6. The method according to claim 1, characterized in that There are multiple questions, and the obtained answers include answers to each question; The step of determining text content that matches the question content in the to-be-learned text includes: For each question content, determining text content in the to-be-learned text whose similarity to the question content is greater than a first similarity threshold; Obtaining an evaluation result indicating the first user's understanding of the to-be-learned text based on the determined similarity between the text content and the answer content includes: Calculating the similarity between the determined text content and the answer content corresponding to the question content; If the calculated similarity is greater than the second similarity threshold, the answer content corresponding to the question content is determined to be correct; Count the number of correct answers and get the test results.
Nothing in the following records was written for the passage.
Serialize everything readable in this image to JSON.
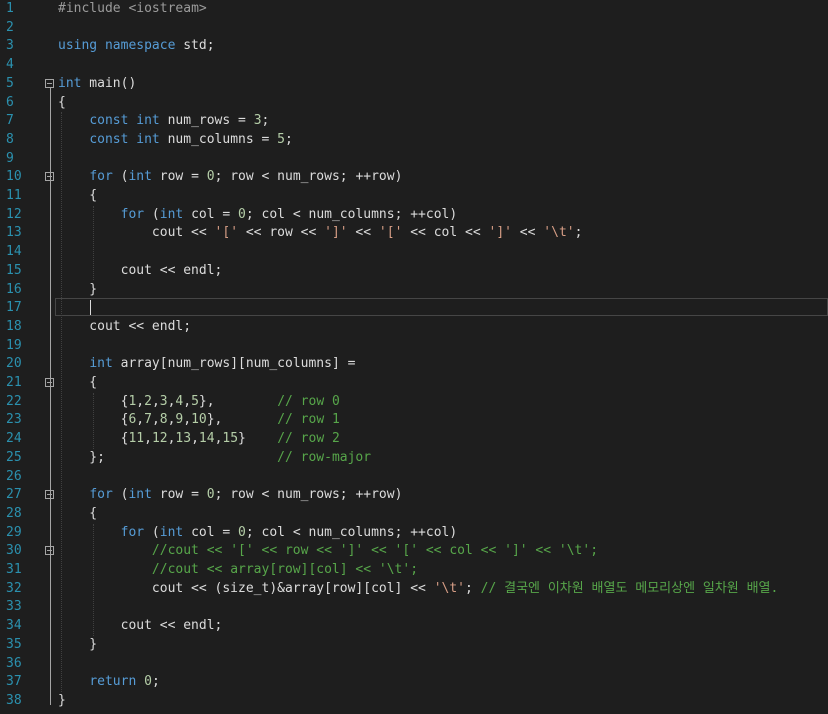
{
  "editor": {
    "lines": [
      {
        "n": "1",
        "tokens": [
          {
            "t": "#include ",
            "c": "pp"
          },
          {
            "t": "<iostream>",
            "c": "pp"
          }
        ]
      },
      {
        "n": "2",
        "tokens": []
      },
      {
        "n": "3",
        "tokens": [
          {
            "t": "using namespace",
            "c": "kw"
          },
          {
            "t": " std;",
            "c": "ident"
          }
        ]
      },
      {
        "n": "4",
        "tokens": []
      },
      {
        "n": "5",
        "tokens": [
          {
            "t": "int",
            "c": "kw"
          },
          {
            "t": " main()",
            "c": "ident"
          }
        ]
      },
      {
        "n": "6",
        "tokens": [
          {
            "t": "{",
            "c": "ident"
          }
        ]
      },
      {
        "n": "7",
        "tokens": [
          {
            "t": "    ",
            "c": "ident"
          },
          {
            "t": "const int",
            "c": "kw"
          },
          {
            "t": " num_rows = ",
            "c": "ident"
          },
          {
            "t": "3",
            "c": "num"
          },
          {
            "t": ";",
            "c": "ident"
          }
        ]
      },
      {
        "n": "8",
        "tokens": [
          {
            "t": "    ",
            "c": "ident"
          },
          {
            "t": "const int",
            "c": "kw"
          },
          {
            "t": " num_columns = ",
            "c": "ident"
          },
          {
            "t": "5",
            "c": "num"
          },
          {
            "t": ";",
            "c": "ident"
          }
        ]
      },
      {
        "n": "9",
        "tokens": []
      },
      {
        "n": "10",
        "tokens": [
          {
            "t": "    ",
            "c": "ident"
          },
          {
            "t": "for",
            "c": "kw"
          },
          {
            "t": " (",
            "c": "ident"
          },
          {
            "t": "int",
            "c": "kw"
          },
          {
            "t": " row = ",
            "c": "ident"
          },
          {
            "t": "0",
            "c": "num"
          },
          {
            "t": "; row < num_rows; ++row)",
            "c": "ident"
          }
        ]
      },
      {
        "n": "11",
        "tokens": [
          {
            "t": "    {",
            "c": "ident"
          }
        ]
      },
      {
        "n": "12",
        "tokens": [
          {
            "t": "        ",
            "c": "ident"
          },
          {
            "t": "for",
            "c": "kw"
          },
          {
            "t": " (",
            "c": "ident"
          },
          {
            "t": "int",
            "c": "kw"
          },
          {
            "t": " col = ",
            "c": "ident"
          },
          {
            "t": "0",
            "c": "num"
          },
          {
            "t": "; col < num_columns; ++col)",
            "c": "ident"
          }
        ]
      },
      {
        "n": "13",
        "tokens": [
          {
            "t": "            cout << ",
            "c": "ident"
          },
          {
            "t": "'['",
            "c": "str"
          },
          {
            "t": " << row << ",
            "c": "ident"
          },
          {
            "t": "']'",
            "c": "str"
          },
          {
            "t": " << ",
            "c": "ident"
          },
          {
            "t": "'['",
            "c": "str"
          },
          {
            "t": " << col << ",
            "c": "ident"
          },
          {
            "t": "']'",
            "c": "str"
          },
          {
            "t": " << ",
            "c": "ident"
          },
          {
            "t": "'\\t'",
            "c": "str"
          },
          {
            "t": ";",
            "c": "ident"
          }
        ]
      },
      {
        "n": "14",
        "tokens": []
      },
      {
        "n": "15",
        "tokens": [
          {
            "t": "        cout << endl;",
            "c": "ident"
          }
        ]
      },
      {
        "n": "16",
        "tokens": [
          {
            "t": "    }",
            "c": "ident"
          }
        ]
      },
      {
        "n": "17",
        "tokens": []
      },
      {
        "n": "18",
        "tokens": [
          {
            "t": "    cout << endl;",
            "c": "ident"
          }
        ]
      },
      {
        "n": "19",
        "tokens": []
      },
      {
        "n": "20",
        "tokens": [
          {
            "t": "    ",
            "c": "ident"
          },
          {
            "t": "int",
            "c": "kw"
          },
          {
            "t": " array[num_rows][num_columns] =",
            "c": "ident"
          }
        ]
      },
      {
        "n": "21",
        "tokens": [
          {
            "t": "    {",
            "c": "ident"
          }
        ]
      },
      {
        "n": "22",
        "tokens": [
          {
            "t": "        {",
            "c": "ident"
          },
          {
            "t": "1",
            "c": "num"
          },
          {
            "t": ",",
            "c": "ident"
          },
          {
            "t": "2",
            "c": "num"
          },
          {
            "t": ",",
            "c": "ident"
          },
          {
            "t": "3",
            "c": "num"
          },
          {
            "t": ",",
            "c": "ident"
          },
          {
            "t": "4",
            "c": "num"
          },
          {
            "t": ",",
            "c": "ident"
          },
          {
            "t": "5",
            "c": "num"
          },
          {
            "t": "},        ",
            "c": "ident"
          },
          {
            "t": "// row 0",
            "c": "cm"
          }
        ]
      },
      {
        "n": "23",
        "tokens": [
          {
            "t": "        {",
            "c": "ident"
          },
          {
            "t": "6",
            "c": "num"
          },
          {
            "t": ",",
            "c": "ident"
          },
          {
            "t": "7",
            "c": "num"
          },
          {
            "t": ",",
            "c": "ident"
          },
          {
            "t": "8",
            "c": "num"
          },
          {
            "t": ",",
            "c": "ident"
          },
          {
            "t": "9",
            "c": "num"
          },
          {
            "t": ",",
            "c": "ident"
          },
          {
            "t": "10",
            "c": "num"
          },
          {
            "t": "},       ",
            "c": "ident"
          },
          {
            "t": "// row 1",
            "c": "cm"
          }
        ]
      },
      {
        "n": "24",
        "tokens": [
          {
            "t": "        {",
            "c": "ident"
          },
          {
            "t": "11",
            "c": "num"
          },
          {
            "t": ",",
            "c": "ident"
          },
          {
            "t": "12",
            "c": "num"
          },
          {
            "t": ",",
            "c": "ident"
          },
          {
            "t": "13",
            "c": "num"
          },
          {
            "t": ",",
            "c": "ident"
          },
          {
            "t": "14",
            "c": "num"
          },
          {
            "t": ",",
            "c": "ident"
          },
          {
            "t": "15",
            "c": "num"
          },
          {
            "t": "}    ",
            "c": "ident"
          },
          {
            "t": "// row 2",
            "c": "cm"
          }
        ]
      },
      {
        "n": "25",
        "tokens": [
          {
            "t": "    };                      ",
            "c": "ident"
          },
          {
            "t": "// row-major",
            "c": "cm"
          }
        ]
      },
      {
        "n": "26",
        "tokens": []
      },
      {
        "n": "27",
        "tokens": [
          {
            "t": "    ",
            "c": "ident"
          },
          {
            "t": "for",
            "c": "kw"
          },
          {
            "t": " (",
            "c": "ident"
          },
          {
            "t": "int",
            "c": "kw"
          },
          {
            "t": " row = ",
            "c": "ident"
          },
          {
            "t": "0",
            "c": "num"
          },
          {
            "t": "; row < num_rows; ++row)",
            "c": "ident"
          }
        ]
      },
      {
        "n": "28",
        "tokens": [
          {
            "t": "    {",
            "c": "ident"
          }
        ]
      },
      {
        "n": "29",
        "tokens": [
          {
            "t": "        ",
            "c": "ident"
          },
          {
            "t": "for",
            "c": "kw"
          },
          {
            "t": " (",
            "c": "ident"
          },
          {
            "t": "int",
            "c": "kw"
          },
          {
            "t": " col = ",
            "c": "ident"
          },
          {
            "t": "0",
            "c": "num"
          },
          {
            "t": "; col < num_columns; ++col)",
            "c": "ident"
          }
        ]
      },
      {
        "n": "30",
        "tokens": [
          {
            "t": "            ",
            "c": "ident"
          },
          {
            "t": "//cout << '[' << row << ']' << '[' << col << ']' << '\\t';",
            "c": "cm"
          }
        ]
      },
      {
        "n": "31",
        "tokens": [
          {
            "t": "            ",
            "c": "ident"
          },
          {
            "t": "//cout << array[row][col] << '\\t';",
            "c": "cm"
          }
        ]
      },
      {
        "n": "32",
        "tokens": [
          {
            "t": "            cout << (size_t)&array[row][col] << ",
            "c": "ident"
          },
          {
            "t": "'\\t'",
            "c": "str"
          },
          {
            "t": "; ",
            "c": "ident"
          },
          {
            "t": "// 결국엔 이차원 배열도 메모리상엔 일차원 배열.",
            "c": "cm"
          }
        ]
      },
      {
        "n": "33",
        "tokens": []
      },
      {
        "n": "34",
        "tokens": [
          {
            "t": "        cout << endl;",
            "c": "ident"
          }
        ]
      },
      {
        "n": "35",
        "tokens": [
          {
            "t": "    }",
            "c": "ident"
          }
        ]
      },
      {
        "n": "36",
        "tokens": []
      },
      {
        "n": "37",
        "tokens": [
          {
            "t": "    ",
            "c": "ident"
          },
          {
            "t": "return",
            "c": "kw"
          },
          {
            "t": " ",
            "c": "ident"
          },
          {
            "t": "0",
            "c": "num"
          },
          {
            "t": ";",
            "c": "ident"
          }
        ]
      },
      {
        "n": "38",
        "tokens": [
          {
            "t": "}",
            "c": "ident"
          }
        ]
      }
    ],
    "fold_markers_at_lines": [
      "5",
      "10",
      "21",
      "27",
      "30"
    ]
  }
}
7. The method according to claim 5, characterized in that The current scene is one of multiple preset scenes arranged in a preset order; After obtaining an evaluation result indicating the first user's understanding of the to-be-learned text based on the determined similarity between the text content and the answer content, the method further includes: If the evaluation result indicates that the first user's understanding of the portion corresponding to the current scene in the text to be learned is lower than a first preset threshold, then, according to the preset order, using the previous scene as the new current scene, and returning to execute the step of obtaining the scene information of the current scene; If the evaluation result obtained indicates that the first user's understanding of the part corresponding to the current scene in the text to be learned is higher than the second preset threshold, then according to the preset order, the next scene is used as the new current scene, and the process of obtaining the scene information of the current scene is returned to until the target evaluation result is obtained, and the understanding represented by the target evaluation result is not less than the first preset threshold; wherein, the target evaluation result is: the first user's understanding of the part corresponding to the last scene in the text to be learned.
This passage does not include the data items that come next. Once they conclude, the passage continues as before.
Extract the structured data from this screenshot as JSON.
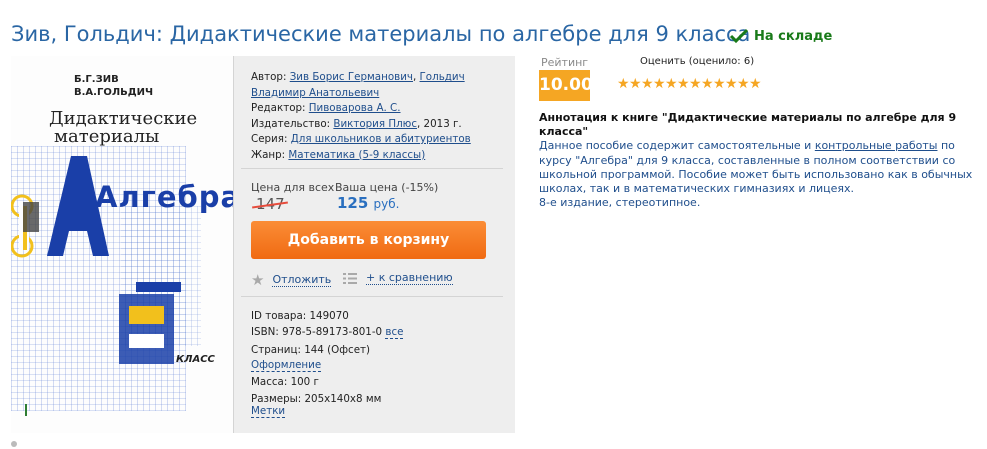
{
  "product": {
    "title": "Зив, Гольдич: Дидактические материалы по алгебре для 9 класса",
    "stock": "На складе"
  },
  "cover": {
    "authors_line1": "Б.Г.ЗИВ",
    "authors_line2": "В.А.ГОЛЬДИЧ",
    "title_line1": "Дидактические",
    "title_line2": "материалы",
    "subject": "Алгебра",
    "grade": "9",
    "grade_word": "КЛАСС"
  },
  "meta": {
    "author_label": "Автор:",
    "author1": "Зив Борис Германович",
    "author2": "Гольдич Владимир Анатольевич",
    "editor_label": "Редактор:",
    "editor": "Пивоварова А. С.",
    "publisher_label": "Издательство:",
    "publisher": "Виктория Плюс",
    "year": ", 2013 г.",
    "series_label": "Серия:",
    "series": "Для школьников и абитуриентов",
    "genre_label": "Жанр:",
    "genre": "Математика (5-9 классы)"
  },
  "price": {
    "all_label": "Цена для всех",
    "your_label": "Ваша цена (-15%)",
    "old": "147",
    "new": "125",
    "currency": "руб."
  },
  "actions": {
    "cart": "Добавить в корзину",
    "postpone": "Отложить",
    "compare": "+ к сравнению"
  },
  "specs": {
    "id": "ID товара: 149070",
    "isbn": "ISBN: 978-5-89173-801-0",
    "isbn_all": "все",
    "pages": "Страниц: 144 (Офсет)",
    "design": "Оформление",
    "weight": "Масса: 100 г",
    "dims": "Размеры: 205x140x8 мм",
    "tags": "Метки"
  },
  "rating": {
    "label": "Рейтинг",
    "value": "10.00",
    "rate_label": "Оценить (оценило: 6)",
    "stars": 10
  },
  "annotation": {
    "heading": "Аннотация к книге \"Дидактические материалы по алгебре для 9 класса\"",
    "text1": "Данное пособие содержит самостоятельные и ",
    "link": "контрольные работы",
    "text2": " по курсу \"Алгебра\" для 9 класса, составленные в полном соответствии со школьной программой. Пособие может быть использовано как в обычных школах, так и в математических гимназиях и лицеях.",
    "text3": "8-е издание, стереотипное."
  },
  "colors": {
    "title": "#2a66a4",
    "stock": "#197a19",
    "button": "#f07a22",
    "rating_bg": "#f5a623",
    "link": "#1f4e8c"
  }
}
8. A question-answering interactive device, characterized in that: The device comprises: A first acquisition module is used to acquire the text to be learned; An input module, configured to input a first prompt word containing the text to be learned into a preset large language model to obtain question content; wherein the first prompt word is used to instruct the preset large language model to generate question content based on the input text; A first determination module is configured to display the question content and obtain the answer content given by the first user to the question content; and determine text content in the text to be learned that matches the question content; An evaluation module is configured to obtain an evaluation result indicating the first user's understanding of the text to be learned based on the determined similarity between the text content and the answer content.
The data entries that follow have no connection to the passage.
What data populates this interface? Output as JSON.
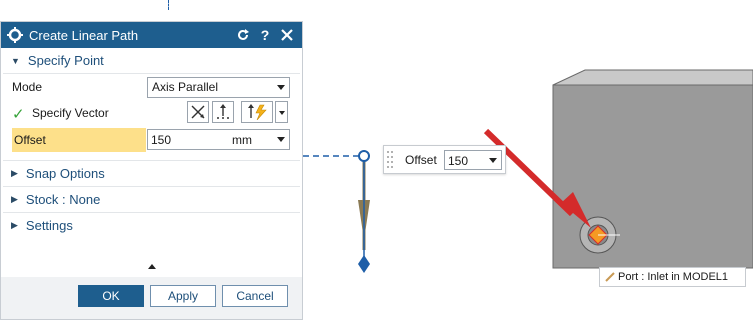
{
  "dialog": {
    "title": "Create Linear Path",
    "specify_point": {
      "label": "Specify Point"
    },
    "mode": {
      "label": "Mode",
      "value": "Axis Parallel"
    },
    "vector": {
      "label": "Specify Vector"
    },
    "offset": {
      "label": "Offset",
      "value": "150",
      "unit": "mm"
    },
    "sections": {
      "snap": "Snap Options",
      "stock": "Stock : None",
      "settings": "Settings"
    },
    "buttons": {
      "ok": "OK",
      "apply": "Apply",
      "cancel": "Cancel"
    }
  },
  "viewport": {
    "offset_widget": {
      "label": "Offset",
      "value": "150"
    },
    "tooltip": "Port : Inlet in MODEL1"
  },
  "colors": {
    "title_bar": "#1e5e8e",
    "offset_highlight": "#fde08a",
    "check": "#37a33a",
    "arrow": "#d42b2b",
    "vector": "#1e5ea8",
    "model_face": "#9a9a9a"
  }
}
9. An electronic device, characterized in that: It includes a processor, a communication interface, a memory and a communication bus, wherein the processor, the communication interface and the memory communicate with each other via the communication bus; Memory for storing computer programs; A processor, configured to implement the method according to any one of claims 1 to 7 when executing a program stored in a memory.

10. A computer-readable storage medium, characterized in that The computer-readable storage medium stores a computer program, and when the computer program is executed by a processor, the method according to any one of claims 1 to 7 is implemented.